Creepy. Compelling. A decently good read, for as long as it lasts (not long).
Something has gone awfully wrong. The protagonist – nameless, for much of the story – finds himself in a nightmare, a nightmare for which he is totally unprepared. He was made to colonise a new planet, to make a new Earth for humanity. Instead he is awakened to the closed world of a defunct spaceship, a spaceship run over by monsters out to kill anything they encounter. Naked, clueless and lacking food and water he needs to find out what went wrong. But first must survive…
For all its violence and desperation and grittiness – or perhaps because those qualities? – this is not a very challenging read; it does not ask what and who is Human, it does not challenge our perception of Society. It does not stretch our appreciation of what is Moral or Ethic; it does not question our view of Humanity and its way to organise itself.
What it does is present the reader with a Situation and continues on to show What Happened Next – a kind of thriller, or horror movie. As that it works pretty well. But when the reading is done the story leaves absolutely no traces in me.
Good entertainment, if you’re into SF. But not essential, in any way.
In our galaxy, in a future far far away humans have happened upon a strange race, a hive mind. Only one Family is accepted, out of the trading families plying the heavens with their barges, but once accepted the human Alliance puts the whole area under quarantine. Thus isolated humanity develops in a carefully balanced symbiosis with their hosts. When we enter the story 700 years later the social and economic inter-species contracts are just about to crack…

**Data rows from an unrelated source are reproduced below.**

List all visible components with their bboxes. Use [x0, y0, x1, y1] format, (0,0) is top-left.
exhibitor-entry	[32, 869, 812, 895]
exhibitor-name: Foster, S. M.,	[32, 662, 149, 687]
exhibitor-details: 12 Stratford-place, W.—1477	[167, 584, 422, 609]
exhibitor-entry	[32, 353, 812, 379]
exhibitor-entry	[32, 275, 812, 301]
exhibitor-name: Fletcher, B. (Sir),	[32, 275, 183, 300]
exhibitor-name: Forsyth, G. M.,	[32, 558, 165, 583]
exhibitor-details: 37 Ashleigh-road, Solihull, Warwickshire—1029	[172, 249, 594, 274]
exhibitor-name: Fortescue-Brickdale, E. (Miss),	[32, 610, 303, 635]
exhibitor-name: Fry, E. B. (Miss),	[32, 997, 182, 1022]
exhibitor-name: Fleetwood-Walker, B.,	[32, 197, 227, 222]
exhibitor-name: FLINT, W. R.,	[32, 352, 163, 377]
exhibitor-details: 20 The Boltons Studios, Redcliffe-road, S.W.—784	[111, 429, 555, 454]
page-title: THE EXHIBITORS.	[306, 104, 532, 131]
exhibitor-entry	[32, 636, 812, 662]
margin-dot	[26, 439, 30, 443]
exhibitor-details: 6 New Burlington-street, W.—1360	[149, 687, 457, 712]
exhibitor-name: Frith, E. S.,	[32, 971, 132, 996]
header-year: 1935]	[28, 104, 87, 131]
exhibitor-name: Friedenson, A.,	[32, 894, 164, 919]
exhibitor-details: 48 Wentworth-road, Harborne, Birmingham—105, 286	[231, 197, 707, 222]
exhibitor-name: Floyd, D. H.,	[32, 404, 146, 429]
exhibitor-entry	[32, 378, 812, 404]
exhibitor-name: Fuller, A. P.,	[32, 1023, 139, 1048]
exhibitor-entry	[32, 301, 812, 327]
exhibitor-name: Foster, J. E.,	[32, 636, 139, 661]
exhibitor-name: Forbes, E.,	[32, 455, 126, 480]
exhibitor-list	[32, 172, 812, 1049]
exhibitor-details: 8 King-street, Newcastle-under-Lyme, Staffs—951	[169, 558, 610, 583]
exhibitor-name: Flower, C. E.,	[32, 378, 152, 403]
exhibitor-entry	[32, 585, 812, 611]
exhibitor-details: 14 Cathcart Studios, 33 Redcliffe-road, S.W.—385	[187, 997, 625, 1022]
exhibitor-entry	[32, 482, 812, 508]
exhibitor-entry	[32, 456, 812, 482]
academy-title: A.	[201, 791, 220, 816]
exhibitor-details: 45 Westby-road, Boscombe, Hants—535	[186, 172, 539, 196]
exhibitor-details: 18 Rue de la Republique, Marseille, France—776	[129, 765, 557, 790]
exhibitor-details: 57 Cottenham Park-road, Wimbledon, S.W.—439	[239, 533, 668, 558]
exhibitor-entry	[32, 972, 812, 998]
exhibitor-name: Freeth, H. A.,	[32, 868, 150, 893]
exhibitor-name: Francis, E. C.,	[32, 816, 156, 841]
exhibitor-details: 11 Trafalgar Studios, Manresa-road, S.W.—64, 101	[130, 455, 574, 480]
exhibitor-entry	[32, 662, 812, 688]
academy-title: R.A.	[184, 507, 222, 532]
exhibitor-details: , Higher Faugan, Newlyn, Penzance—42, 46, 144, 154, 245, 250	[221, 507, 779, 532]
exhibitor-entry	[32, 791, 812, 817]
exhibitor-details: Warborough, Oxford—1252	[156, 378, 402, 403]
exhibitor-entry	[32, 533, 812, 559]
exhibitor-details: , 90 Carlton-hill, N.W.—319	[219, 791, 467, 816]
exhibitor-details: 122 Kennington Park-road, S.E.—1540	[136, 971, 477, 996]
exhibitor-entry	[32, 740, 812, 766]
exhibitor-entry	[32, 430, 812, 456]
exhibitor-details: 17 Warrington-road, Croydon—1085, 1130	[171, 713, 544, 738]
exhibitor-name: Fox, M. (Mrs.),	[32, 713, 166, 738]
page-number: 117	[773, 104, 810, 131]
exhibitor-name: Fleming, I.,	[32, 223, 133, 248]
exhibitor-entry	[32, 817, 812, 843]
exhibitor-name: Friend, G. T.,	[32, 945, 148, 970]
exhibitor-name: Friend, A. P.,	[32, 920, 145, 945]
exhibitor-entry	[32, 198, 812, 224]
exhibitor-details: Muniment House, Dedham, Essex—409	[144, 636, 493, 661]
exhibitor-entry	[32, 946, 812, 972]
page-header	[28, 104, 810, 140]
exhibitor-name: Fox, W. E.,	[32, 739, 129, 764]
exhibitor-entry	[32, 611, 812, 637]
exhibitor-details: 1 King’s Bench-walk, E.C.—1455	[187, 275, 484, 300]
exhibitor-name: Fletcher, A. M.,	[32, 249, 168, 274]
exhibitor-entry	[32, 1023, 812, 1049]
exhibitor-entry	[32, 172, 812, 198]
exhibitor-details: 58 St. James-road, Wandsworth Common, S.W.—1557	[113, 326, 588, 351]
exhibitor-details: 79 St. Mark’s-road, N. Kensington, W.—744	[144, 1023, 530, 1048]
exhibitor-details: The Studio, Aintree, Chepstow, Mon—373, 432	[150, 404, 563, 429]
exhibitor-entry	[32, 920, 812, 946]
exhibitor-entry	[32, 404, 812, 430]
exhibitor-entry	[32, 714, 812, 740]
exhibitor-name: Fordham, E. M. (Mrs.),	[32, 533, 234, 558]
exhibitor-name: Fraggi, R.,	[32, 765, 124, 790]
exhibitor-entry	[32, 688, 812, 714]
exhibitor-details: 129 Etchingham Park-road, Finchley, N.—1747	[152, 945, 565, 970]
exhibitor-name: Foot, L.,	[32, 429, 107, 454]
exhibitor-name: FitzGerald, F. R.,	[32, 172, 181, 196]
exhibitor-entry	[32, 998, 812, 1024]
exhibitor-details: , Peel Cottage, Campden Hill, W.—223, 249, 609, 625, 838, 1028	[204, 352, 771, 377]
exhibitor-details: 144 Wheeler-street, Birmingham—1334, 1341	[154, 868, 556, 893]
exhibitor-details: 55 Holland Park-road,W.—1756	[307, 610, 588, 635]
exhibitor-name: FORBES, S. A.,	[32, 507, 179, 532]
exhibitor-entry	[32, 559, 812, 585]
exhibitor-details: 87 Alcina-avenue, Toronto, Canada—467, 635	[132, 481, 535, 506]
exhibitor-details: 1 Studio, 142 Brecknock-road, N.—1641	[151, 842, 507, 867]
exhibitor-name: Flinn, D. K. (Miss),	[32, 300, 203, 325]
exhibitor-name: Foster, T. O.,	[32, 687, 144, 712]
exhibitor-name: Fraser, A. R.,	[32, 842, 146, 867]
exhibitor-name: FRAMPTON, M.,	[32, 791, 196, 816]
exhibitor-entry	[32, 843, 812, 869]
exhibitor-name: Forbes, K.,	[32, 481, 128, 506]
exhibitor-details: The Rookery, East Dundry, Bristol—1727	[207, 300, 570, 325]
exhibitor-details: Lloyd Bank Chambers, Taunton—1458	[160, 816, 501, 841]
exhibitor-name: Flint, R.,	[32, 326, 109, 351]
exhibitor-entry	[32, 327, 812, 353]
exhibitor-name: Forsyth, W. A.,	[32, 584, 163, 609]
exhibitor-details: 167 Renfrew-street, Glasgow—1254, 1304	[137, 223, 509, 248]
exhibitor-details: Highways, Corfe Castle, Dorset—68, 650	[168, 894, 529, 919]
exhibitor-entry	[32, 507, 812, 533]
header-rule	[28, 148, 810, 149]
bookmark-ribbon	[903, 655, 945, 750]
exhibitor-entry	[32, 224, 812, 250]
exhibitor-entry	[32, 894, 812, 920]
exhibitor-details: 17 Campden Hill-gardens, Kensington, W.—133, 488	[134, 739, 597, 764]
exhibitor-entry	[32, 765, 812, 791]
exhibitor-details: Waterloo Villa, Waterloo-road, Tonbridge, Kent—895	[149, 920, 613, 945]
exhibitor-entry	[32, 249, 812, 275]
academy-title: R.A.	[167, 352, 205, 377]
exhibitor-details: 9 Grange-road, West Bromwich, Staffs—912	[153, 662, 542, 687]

Signature Cherryh, if I may say so, and even if it is an old one (first published in 1980) it is suitably disturbing in its challenge of what, really, is humanness, and what do happen when you isolate a group – deprive it of outside contact, of outside impulses; put humanity in a Petri dish, set aside for X time, and see what happens… and as usual with Cherryh the result she imagines is highly probable. Which makes it even the more uncomfortable.
Seen from a 2012 perspective Serpent’s Reach bear likeness enough to Forty Thousand in Gehenna (first published in 1983) to be a preliminary sketch, a study in preparation for a more elaborate – and much scarier – tale but despite that it stands well in its own right.
I would not recommend Serpent’s Reach as an entry point to the Alliance-Union books – my personal favourites remain the Company Wars books, and Cyteen. All those tell enough to make some of the implicit background add an extra layer to the other books set in that Universe.
Still, a good read and definitely on I’d recommend.